- Szacujemy, że przy tych założeniach, które zostały podane publicznie, ten koszt może oscylować między 800 a 900 mln zł - powiedział Mazur.
Jest to jednak zmiana w stosunku do wcześniejszych szacunków banku, które wynosiły około 1,3 miliarda złotych.
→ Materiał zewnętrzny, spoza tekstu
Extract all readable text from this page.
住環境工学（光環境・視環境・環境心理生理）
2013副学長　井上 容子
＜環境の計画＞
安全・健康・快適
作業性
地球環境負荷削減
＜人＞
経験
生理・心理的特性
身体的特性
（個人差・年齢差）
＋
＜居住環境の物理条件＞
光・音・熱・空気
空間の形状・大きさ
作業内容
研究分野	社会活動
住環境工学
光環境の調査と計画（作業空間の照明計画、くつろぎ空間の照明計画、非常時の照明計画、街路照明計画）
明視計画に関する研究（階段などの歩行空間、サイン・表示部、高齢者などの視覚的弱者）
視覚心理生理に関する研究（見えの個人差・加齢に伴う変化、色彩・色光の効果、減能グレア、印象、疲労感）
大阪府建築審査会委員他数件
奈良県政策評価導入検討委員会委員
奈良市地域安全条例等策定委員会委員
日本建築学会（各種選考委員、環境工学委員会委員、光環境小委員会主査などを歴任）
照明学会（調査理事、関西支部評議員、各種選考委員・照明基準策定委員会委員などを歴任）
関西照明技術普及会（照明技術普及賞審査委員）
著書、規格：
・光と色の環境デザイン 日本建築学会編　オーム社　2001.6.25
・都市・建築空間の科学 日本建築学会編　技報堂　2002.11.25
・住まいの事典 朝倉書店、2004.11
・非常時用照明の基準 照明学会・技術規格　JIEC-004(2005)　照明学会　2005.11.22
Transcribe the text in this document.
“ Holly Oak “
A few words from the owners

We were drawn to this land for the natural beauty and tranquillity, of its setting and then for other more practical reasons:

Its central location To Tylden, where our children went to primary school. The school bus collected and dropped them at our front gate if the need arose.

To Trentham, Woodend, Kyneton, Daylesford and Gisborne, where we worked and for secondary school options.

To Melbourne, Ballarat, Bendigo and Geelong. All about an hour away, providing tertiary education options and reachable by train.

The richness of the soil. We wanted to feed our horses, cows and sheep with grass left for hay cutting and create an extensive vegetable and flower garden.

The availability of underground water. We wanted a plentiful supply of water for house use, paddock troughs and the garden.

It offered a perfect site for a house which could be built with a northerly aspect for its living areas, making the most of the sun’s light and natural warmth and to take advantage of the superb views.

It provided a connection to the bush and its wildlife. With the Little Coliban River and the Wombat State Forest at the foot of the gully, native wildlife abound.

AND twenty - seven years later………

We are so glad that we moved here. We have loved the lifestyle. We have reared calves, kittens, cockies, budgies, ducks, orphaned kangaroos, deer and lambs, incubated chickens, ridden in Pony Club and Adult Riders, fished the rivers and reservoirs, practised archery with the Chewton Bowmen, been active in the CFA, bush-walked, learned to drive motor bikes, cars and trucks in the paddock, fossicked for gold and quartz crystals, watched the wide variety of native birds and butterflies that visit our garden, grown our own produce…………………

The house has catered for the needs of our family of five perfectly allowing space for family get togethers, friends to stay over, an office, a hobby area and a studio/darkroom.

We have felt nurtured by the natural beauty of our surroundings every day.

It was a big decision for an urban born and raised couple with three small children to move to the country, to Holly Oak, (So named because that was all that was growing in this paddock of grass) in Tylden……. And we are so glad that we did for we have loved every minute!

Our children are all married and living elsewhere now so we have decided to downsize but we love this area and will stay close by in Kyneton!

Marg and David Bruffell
Dalsza część artykułu pod materiałem wideo
Jak mogliśmy przeczytać w środę w money.pl, z wyliczeń analityków HRE Investment Trust wynika, że jeśli ustawa przedstawiona przez rząd nie zostanie zmieniona, to z wakacji kredytowych będzie mogło skorzystać ok. 500 tys. posiadaczy kredytów hipotecznych.
Eksperci wskazali, że wakacje kredytowe w 2024 roku przyniosą zadłużonym przeciętnie 5-10 tys. złotych oszczędności. Jednak najwięcej zaoszczędzą osoby z najwyższym kredytem hipotecznym, gdyż mogą oni zachować w budżecie nawet 30 tys. zł.
Wakacje kredytowe w 2024 roku
Rada Ministrów przyjęła we wtorek projekt ustawy o wakacjach kredytowych. Jednak w porównaniu z poprzednią pomocą, którą wprowadził rząd PiS zaszły zmiany.
Jak wynika z ustawy, nowe rozwiązania przewidują możliwość zawieszenia spłaty raty w wymiarze dwóch miesięcy od 1 maja do 30 czerwca, a w przypadku kolejnych kwartałów - na jeden miesiąc w każdym kwartale.
Ponadto zostało też wprowadzone kryterium, zgodnie z którym zawieszenie spłaty kredytu będzie możliwe, jeżeli wartość kredytu nie przekroczy 1,2 mln zł. W przypadku wyższych kredytów nie będzie można skorzystać z tej formy pomocy.
Dodatkowo z wakacji kredytowych będzie można skorzystać, jeżeli rata przekroczy 30 proc. dochodów gospodarstwa domowego, liczonego jako średnia za poprzednie trzy miesiące, albo jeśli kredytobiorca ma na utrzymaniu co najmniej troje dzieci.